Vikram-1 gets launch date as rocket sector logs tests and delays
Skyroot aims for India’s first private orbital rocket attempt while China, Japan, SpaceX and AST SpaceMobile report key launch developments.
By Hana Yoshida · Markets Reporter
4 min read
Skyroot Aerospace has set July 18 for the first orbital launch attempt of its Vikram-1 rocket, a flight that would be India’s first try at orbit by a commercially developed launcher, the company said. The mission is aimed at the growing small-satellite market and is targeting a 450-kilometer orbit at a 60-degree inclination.
Skyroot said the launch is scheduled for 11:30 a.m. local time from India and that Vikram-1 is built to carry small spacecraft of up to 350 kilograms to low-Earth orbit. The company said the test flight will carry technology demonstration payloads from Grahaa Space, Cosmoserve, DCubed and Skyroot’s SCOPE, along with artwork from Cosmos Diamonds and a micro-art piece.
Pawan Kumar Chandana, Skyroot’s co-founder and chief executive, said in a company release that ground testing had gone as far as it could before flight. He said the launch is a first test and is expected to return data on how the vehicle performs outside ground conditions.
Reusable rocket work advances
Japan’s space agency carried out a low-altitude flight of its experimental RV-X reusable rocket in northern Japan, NHK reported. JAXA said the vehicle rose to about 11 meters, shifted horizontally by 16 meters and landed as planned during a roughly 40-second test.

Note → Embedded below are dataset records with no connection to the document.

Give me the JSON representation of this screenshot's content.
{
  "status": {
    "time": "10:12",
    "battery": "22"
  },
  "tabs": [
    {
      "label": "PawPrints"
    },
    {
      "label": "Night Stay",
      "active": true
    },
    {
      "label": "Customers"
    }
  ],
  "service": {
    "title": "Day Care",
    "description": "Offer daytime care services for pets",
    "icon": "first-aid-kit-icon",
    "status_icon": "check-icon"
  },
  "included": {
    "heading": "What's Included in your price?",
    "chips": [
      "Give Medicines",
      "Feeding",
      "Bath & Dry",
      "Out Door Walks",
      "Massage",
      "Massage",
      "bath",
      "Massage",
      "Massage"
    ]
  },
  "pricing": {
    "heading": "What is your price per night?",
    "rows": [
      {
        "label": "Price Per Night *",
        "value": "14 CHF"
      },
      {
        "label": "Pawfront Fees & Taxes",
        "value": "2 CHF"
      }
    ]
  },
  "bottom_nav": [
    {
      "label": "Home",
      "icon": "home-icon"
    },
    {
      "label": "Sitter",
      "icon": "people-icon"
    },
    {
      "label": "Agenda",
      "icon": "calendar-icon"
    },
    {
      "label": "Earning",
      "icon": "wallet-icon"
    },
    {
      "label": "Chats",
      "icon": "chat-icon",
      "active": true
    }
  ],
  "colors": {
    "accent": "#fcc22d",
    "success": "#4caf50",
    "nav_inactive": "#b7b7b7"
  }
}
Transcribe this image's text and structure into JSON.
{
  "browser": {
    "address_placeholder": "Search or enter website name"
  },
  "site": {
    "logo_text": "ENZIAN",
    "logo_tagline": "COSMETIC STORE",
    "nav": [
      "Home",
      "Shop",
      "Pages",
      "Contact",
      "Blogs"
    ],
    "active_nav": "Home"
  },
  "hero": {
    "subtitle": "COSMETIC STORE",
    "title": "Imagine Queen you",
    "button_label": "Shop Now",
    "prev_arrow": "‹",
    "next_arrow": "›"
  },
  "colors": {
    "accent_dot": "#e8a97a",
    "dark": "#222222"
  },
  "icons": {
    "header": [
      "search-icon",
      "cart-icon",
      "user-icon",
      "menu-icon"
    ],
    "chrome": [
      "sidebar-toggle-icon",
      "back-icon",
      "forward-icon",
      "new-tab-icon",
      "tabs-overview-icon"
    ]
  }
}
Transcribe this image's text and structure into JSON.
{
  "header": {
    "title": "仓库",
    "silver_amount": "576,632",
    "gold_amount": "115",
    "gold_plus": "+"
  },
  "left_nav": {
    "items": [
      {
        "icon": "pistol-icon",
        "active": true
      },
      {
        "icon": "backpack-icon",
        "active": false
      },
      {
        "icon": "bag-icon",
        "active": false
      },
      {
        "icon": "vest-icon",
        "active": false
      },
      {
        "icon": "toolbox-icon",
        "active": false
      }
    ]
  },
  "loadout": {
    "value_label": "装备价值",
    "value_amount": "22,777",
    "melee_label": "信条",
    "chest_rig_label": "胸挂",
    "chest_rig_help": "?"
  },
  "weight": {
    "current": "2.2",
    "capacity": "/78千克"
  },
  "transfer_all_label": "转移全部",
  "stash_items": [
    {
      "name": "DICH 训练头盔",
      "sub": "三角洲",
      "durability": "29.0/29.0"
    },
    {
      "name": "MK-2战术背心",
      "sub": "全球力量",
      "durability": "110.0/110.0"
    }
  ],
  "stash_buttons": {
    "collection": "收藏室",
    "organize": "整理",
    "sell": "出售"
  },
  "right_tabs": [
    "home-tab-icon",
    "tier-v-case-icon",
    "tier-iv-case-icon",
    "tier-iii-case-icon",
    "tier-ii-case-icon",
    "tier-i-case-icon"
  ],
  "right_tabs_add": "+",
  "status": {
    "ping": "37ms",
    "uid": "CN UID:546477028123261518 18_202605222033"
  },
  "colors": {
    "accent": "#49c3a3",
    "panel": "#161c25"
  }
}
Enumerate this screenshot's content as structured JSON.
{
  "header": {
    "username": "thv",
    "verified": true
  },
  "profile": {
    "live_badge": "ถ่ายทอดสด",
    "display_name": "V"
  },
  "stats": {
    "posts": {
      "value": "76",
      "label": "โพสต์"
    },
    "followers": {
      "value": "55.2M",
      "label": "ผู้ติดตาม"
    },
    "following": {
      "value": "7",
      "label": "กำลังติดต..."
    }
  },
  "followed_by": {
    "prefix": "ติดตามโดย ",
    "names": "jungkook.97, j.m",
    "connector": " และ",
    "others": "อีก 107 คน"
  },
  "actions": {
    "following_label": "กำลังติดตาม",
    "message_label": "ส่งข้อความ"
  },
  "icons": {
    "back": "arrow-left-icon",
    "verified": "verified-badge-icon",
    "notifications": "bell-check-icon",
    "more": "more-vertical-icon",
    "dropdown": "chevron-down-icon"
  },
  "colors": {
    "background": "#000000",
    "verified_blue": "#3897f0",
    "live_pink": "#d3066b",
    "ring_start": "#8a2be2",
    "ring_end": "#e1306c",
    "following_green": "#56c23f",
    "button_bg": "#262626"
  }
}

JAXA says RV-X is meant to prove technologies for reusable launch vehicles, according to NHK. Ars Technica reported that the roughly 7.3-meter-tall conical test vehicle resembles earlier vertical-takeoff demonstrators such as NASA’s DC-X and SpaceX’s Starhopper, and that JAXA plans to use the data in CALLISTO, a reusable-rocket project with French and German research organizations.
China’s state-owned Long March rocket developer also reported a reusable-booster milestone, Ars Technica reported. A Long March 10B lifted off from the Wenchang Commercial Space Launch Site on Hainan Island, and about 10 minutes later its booster descended into a cable-supported frame on an offshore vessel in the South China Sea.
Chinese officials called the mission a success, Ars Technica reported. The rocket’s upper stage continued to orbit and released a payload identified as CX-26.
AST looks for more paths to orbit
AST SpaceMobile said it plans to offer $1 billion in convertible senior notes due in 2034. Ars Technica reported that the company’s share price fell more than 10 percent after the announcement, as investors appeared to react to the possibility of dilution.
AST said the financing would help it pursue growth plans and obtain additional launch access for its space-based cellular broadband network, including through partnerships or acquisitions tied to tighter control of its business and reduced exposure to third-party launch risk. Ars Technica reported that the move follows an April static-fire failure involving Blue Origin’s New Glenn rocket, which had been expected to launch a BlueBird satellite for AST, leaving future New Glenn plans on hold.
Other launch updates
Japan’s government wants the country to reach 30 government and commercial launches a year by the early 2030s, SpaceNews reported. SpaceNews said Japan has recorded two orbital launches so far in 2026: an H3 flight on June 11 after a previous H3 failure in December, and a failed March 4 launch of Space One’s Kairos small rocket.
The European Space Agency has selected Ariane 6 to carry its Henon solar storm-monitoring CubeSat as a secondary passenger with the PLATO telescope in early 2027, European Spaceflight reported. ESA’s Roger Walker said a study found that Ariane 6 could carry up to four 16U CubeSats in that configuration.
SpaceX scrubbed a Starship test flight in South Texas after several of the Super Heavy booster’s 33 Raptor engines failed to ignite, Ars Technica reported. Elon Musk said shortly afterward that another attempt could come in a few days.
NASA said its SunRISE mission has moved to a SpaceX Falcon Heavy launch from Kennedy Space Center in Florida. The agency said the six SmallSats will fly as a rideshare sponsored by the U.S. Space Force’s Space Systems Command and will operate as a single radio telescope above geosynchronous orbit to study radio bursts from the Sun’s corona.
This story draws on original reporting from Ars Technica.